Social Media Horror. Last year we had the entertaining film called Unfriended, and while it wasn’t outstanding it was at the very least fun times in the cinema. So how does this new Social Media based horror stack up?
A young College girl, Laura, who is incredibly popular and loved starts a friendship with a mysterious loner girl called Marina. After the friendship turns sour very quickly the loner girl kills herself in a strange ritualistic manner. After this the Social Media that fills the lives of the popular kids turns against them driving them to kill themselves. A message from Marina telling Laura that she will always be alone seems to be more than just a dying girls rant.
Anyone who knows me knows how much I love horror films, from the best produced pieces of scares to the cheap and nasty, there is always something that you can enjoy in them. What I really love is the clarity of the storytelling process that we see in these films. Okay, I’ll admit that they are usually formulaic, with very little in the way of advancing the genre, but it’s like a nice warm security blanket that you can fall into at the end of a hard days work, and if I ever do a hard days work I’ll be sure to let you know.

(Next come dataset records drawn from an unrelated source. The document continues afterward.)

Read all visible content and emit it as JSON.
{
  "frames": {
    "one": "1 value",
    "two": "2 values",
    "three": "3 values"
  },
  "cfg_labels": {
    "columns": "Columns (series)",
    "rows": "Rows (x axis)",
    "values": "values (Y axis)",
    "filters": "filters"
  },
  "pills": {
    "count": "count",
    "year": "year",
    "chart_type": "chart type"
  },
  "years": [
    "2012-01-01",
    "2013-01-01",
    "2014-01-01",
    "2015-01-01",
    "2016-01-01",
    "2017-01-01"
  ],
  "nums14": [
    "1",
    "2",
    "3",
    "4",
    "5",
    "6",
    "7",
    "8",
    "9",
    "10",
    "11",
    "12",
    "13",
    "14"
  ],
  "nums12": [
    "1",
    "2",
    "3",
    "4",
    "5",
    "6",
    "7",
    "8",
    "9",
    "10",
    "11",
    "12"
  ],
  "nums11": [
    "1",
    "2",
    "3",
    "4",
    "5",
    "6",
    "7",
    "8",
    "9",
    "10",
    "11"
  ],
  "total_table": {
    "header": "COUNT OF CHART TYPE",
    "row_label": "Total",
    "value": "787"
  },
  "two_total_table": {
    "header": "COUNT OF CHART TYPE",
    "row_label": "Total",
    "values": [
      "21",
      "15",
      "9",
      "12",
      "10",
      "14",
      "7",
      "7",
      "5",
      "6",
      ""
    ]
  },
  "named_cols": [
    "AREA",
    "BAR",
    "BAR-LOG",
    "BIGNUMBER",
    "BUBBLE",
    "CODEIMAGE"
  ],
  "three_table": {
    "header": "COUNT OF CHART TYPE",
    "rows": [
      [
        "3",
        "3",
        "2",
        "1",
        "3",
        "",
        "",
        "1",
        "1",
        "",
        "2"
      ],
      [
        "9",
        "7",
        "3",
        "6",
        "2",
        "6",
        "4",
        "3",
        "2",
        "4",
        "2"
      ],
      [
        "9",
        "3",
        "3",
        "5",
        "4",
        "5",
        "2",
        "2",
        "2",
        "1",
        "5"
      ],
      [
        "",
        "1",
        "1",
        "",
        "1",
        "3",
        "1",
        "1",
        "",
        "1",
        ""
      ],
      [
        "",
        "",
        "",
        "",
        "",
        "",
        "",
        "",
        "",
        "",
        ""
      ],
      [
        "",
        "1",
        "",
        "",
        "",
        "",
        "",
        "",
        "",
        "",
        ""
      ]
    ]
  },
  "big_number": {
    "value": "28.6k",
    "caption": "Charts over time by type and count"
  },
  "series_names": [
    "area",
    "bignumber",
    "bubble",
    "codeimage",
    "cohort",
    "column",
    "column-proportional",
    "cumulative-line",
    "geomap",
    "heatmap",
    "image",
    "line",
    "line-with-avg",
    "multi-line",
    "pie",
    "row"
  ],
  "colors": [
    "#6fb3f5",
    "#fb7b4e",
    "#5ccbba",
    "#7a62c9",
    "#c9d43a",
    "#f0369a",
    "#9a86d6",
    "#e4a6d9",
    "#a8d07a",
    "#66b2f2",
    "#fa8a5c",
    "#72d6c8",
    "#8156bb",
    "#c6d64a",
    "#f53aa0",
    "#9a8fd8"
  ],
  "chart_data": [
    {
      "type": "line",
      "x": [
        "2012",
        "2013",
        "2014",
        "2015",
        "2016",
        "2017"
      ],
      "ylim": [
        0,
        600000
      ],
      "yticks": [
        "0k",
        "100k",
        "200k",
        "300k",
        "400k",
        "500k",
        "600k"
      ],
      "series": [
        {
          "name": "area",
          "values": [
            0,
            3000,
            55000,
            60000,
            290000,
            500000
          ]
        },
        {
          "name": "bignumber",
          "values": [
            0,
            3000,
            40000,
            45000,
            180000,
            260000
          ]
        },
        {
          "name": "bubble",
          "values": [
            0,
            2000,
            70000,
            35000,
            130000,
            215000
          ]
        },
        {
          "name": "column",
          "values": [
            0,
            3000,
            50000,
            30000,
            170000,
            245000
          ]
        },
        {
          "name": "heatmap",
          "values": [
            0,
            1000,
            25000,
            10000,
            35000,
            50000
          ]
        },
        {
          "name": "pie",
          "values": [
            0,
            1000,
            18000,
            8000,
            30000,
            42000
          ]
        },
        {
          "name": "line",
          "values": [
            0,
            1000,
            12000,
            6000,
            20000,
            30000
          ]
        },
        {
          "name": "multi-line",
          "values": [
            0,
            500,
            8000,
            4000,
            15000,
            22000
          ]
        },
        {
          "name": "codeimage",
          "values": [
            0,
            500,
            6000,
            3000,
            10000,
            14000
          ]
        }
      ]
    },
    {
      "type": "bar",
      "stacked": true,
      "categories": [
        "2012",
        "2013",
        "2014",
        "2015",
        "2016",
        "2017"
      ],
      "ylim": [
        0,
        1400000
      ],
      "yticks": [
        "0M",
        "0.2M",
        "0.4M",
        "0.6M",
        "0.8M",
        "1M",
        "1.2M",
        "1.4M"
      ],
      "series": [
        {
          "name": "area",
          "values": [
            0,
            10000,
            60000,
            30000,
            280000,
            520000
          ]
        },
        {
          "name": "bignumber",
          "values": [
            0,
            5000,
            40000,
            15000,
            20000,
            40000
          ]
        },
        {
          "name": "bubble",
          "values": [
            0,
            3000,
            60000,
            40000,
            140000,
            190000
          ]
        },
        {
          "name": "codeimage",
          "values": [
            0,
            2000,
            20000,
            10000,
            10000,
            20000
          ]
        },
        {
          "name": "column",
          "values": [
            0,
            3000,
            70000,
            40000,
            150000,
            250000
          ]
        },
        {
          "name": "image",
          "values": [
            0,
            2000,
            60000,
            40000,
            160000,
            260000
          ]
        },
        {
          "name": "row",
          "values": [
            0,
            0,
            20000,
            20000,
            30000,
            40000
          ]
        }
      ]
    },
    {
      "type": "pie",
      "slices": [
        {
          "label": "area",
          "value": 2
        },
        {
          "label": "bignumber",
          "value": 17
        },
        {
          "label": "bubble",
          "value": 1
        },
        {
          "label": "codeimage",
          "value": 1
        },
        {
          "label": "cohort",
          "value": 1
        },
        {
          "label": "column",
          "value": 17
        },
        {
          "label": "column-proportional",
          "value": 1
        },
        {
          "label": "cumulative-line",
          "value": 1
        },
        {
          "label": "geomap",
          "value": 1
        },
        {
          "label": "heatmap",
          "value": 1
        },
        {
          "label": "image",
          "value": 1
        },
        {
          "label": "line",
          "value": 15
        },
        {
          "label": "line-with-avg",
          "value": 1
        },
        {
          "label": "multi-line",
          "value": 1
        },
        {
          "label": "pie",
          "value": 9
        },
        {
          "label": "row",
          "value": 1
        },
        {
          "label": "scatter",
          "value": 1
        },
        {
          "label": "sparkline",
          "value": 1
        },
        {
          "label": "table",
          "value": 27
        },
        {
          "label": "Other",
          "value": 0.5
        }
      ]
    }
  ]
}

So Laura is like a walking cliché of a character, the kind of A-Typical college girl characters, massively popular, social media is a massive part of her life, and her hundreds of Facebook friends seem to love her. This is a type of character we see a lot in these types of films, caring but easily pushed over the edge, and Alycia Debnam-Carey plays it simply. Just another pretty girl in a horror film, nothing special about her performance. Her opposite is Marina, who is a loner with a mysterious past, a rather one-dimensional character really, and kills herself after Laura unfriends her. It’s a shame that the character is so underused here because I get the feeling that Liesl Ahlers who plays Marina has a greater talent that is shown here.
My problem with this film is that it’s muddled, they don’t know where they are going with the characters and rush through the back story of Marina when it should have been the main part of the film. The deaths of the friends of Laura are all okay, there is nothing exceptional about what we are seeing here, and there is nothing new added to the genre as a whole. Not that there has to be, but you’d think that using Social Media as a basis of a film would somehow inspire a new direction. The unclear story means that you don’t get involved with the characters, there is a feeling that the film tries to be like Final Destination, but without the depth. When we do get into the past of Marina it’s like an afterthought, and even then they don’t make it clear what brought her to this point in her life.
I got the feeling that the film makers were trying to make some kind of point about Social Media abuse and stalking. If that’s what they wanted to say then it may have been a better but different movie. If they just wanted to make a slasher movie I would have been more entertained. But they wanted to do it all, adding in supernatural and witchcraft elements, and only managed to fail.
I’m always careful when I say if a film is worth going to see in the cinema or waiting for it to be shown for home viewing through whatever form of movie rentals are going on these days. I think it’s fair that if a reviewer does anything it should be to say where this movie would be best played. The costly and irritation of the modern cinema is a put off for me most of the time, other people shouldn’t be allowed in to the cinema after I pay what is the price of an all you can eat buffet. There are films that are worth going to see on the big screen, and I’m going to say that in my opinion Friend Request should be watched at home, if at all.